六本木ヒルズって何だろう。
まずそれは丘です。54階建ての超高層森タワーと、いくつかの高層ビル、低層の建築、地下鉄などが複合されてある、六本木の丘の一帯です。建物の内容も複合的で、住居、オフィス、文化娯楽施設、ショッピング施設、学校、庭園などおよそ考えつくものが全て丘に集められています。ではその意味は。これを考え始めると結論が延々と先延ばしされそうですが、森タワー内の森美術館で行われているMoMA展に答えのようなものを見つけました。美術館の壁に展示の趣旨の説明書きがあり、その一部を要約すると次のような内容だったと思います(随分うろ覚えです。捏造するつもりはないので、間違いがあればご指摘願います)。

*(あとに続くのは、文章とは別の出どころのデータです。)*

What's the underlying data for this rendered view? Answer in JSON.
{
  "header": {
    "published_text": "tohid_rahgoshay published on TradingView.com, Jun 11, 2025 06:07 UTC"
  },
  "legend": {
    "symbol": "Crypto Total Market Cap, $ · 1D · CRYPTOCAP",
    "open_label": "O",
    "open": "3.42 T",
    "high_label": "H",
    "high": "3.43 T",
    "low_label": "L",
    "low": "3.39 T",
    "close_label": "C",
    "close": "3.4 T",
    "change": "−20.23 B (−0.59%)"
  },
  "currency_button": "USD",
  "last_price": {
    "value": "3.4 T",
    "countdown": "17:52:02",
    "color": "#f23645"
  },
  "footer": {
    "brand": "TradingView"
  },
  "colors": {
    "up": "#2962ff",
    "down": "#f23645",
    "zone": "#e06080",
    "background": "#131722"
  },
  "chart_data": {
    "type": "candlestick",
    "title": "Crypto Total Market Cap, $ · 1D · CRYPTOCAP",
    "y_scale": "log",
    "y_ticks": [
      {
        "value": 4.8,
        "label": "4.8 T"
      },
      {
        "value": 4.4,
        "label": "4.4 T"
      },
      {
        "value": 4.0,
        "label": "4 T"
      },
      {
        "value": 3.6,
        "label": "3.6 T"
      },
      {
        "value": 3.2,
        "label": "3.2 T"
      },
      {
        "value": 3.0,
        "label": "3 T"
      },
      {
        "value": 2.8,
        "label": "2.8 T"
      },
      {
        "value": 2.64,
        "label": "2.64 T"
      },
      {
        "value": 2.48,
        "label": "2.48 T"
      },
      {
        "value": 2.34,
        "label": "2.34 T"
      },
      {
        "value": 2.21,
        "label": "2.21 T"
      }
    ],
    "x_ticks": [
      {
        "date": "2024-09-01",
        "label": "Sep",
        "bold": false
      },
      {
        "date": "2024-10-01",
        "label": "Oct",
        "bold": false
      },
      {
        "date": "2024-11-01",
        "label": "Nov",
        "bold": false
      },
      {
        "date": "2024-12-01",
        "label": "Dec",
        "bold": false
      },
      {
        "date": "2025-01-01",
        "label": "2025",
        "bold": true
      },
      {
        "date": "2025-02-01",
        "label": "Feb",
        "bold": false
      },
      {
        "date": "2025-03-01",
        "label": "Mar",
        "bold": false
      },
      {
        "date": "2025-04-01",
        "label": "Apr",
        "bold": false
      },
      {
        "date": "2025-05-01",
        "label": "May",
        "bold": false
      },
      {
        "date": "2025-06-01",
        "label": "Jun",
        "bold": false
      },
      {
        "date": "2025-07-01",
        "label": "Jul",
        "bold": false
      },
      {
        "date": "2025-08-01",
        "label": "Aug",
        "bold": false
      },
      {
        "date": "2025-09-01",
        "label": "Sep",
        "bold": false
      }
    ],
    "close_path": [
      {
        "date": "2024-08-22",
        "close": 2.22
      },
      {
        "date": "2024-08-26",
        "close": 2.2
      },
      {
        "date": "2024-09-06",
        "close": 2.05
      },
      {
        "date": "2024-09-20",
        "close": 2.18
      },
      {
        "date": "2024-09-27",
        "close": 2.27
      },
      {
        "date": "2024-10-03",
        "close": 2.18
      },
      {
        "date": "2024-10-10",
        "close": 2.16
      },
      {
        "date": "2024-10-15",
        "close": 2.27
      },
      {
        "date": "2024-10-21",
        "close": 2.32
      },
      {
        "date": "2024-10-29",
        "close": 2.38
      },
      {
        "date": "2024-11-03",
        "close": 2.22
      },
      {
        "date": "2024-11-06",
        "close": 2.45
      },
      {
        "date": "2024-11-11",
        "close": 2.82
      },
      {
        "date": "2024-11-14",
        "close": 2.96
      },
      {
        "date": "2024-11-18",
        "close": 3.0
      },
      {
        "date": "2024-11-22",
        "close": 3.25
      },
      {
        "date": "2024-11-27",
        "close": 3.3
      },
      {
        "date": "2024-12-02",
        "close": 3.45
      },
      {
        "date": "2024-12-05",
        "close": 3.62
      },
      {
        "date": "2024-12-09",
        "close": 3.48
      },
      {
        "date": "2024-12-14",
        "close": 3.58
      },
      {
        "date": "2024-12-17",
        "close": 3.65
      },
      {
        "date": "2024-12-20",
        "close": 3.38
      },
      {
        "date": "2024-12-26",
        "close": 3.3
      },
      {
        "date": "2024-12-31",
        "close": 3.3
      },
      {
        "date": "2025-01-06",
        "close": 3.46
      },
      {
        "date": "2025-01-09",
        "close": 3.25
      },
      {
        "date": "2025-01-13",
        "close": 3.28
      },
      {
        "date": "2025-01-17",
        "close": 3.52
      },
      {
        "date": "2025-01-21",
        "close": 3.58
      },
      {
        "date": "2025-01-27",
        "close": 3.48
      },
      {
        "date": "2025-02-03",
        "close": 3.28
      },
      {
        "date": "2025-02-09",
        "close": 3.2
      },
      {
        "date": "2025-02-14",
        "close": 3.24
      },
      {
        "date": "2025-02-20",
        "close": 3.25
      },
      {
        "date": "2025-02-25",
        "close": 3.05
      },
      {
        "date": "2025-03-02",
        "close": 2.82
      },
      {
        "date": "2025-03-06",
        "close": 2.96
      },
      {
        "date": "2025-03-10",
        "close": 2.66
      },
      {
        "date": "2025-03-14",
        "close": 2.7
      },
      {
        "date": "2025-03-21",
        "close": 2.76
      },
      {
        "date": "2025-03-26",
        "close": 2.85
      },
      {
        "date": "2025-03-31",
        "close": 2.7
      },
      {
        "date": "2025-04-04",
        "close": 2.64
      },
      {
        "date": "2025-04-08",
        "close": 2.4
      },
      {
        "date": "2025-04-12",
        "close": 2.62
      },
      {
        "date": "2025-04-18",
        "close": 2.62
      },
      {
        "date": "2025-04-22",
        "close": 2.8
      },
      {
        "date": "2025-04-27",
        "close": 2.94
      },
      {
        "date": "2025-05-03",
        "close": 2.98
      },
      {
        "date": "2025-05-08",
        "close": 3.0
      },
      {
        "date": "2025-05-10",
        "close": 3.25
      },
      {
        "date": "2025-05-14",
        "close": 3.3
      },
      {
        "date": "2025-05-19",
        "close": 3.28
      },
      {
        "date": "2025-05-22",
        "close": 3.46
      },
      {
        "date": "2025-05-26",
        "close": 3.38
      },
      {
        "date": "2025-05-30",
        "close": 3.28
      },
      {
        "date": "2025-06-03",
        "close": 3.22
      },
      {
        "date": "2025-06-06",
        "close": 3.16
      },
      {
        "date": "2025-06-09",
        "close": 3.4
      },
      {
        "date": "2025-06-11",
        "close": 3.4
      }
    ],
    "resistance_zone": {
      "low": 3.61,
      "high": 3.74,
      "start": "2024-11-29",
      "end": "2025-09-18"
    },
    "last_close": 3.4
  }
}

「日本の都市文化はニューヨークやロンドンに及ばない。それは文化的建築に乏しいからである。六本木ヒルズは文化的な街を念頭において設計されていて、日本の街が文化的であるための発信を絶やしたくない」
ビル屋の意図がビルの意味の全てでないことは承知の上、このビル屋の意図を考えてみます。ここでは各国の都市文化に優劣を考えています。都市や建築が文化的であるとはどういうことかと考えてみますと、実は歴史を経てみないことにはわかりません。では今どういう建築をしたらいいのか。それは最新の建築だと思います。その時一番の建築をして、文化的であるとみなされれば歴史を経て残るでしょうし、そうでなければ淘汰されていきます。何事も自然に淘汰される機能を信じれば、文化とは歴史を経て自然に形作られるはずで、その観点ではニューヨークもロンドンも日本の都市も当然の文化として横並びであるはずです。そこに優劣が生まれてくるのは、このビル屋の意図が“ある観点”から語られるからで、今その“ある観点”がモダンアートであることは明らかでしょう。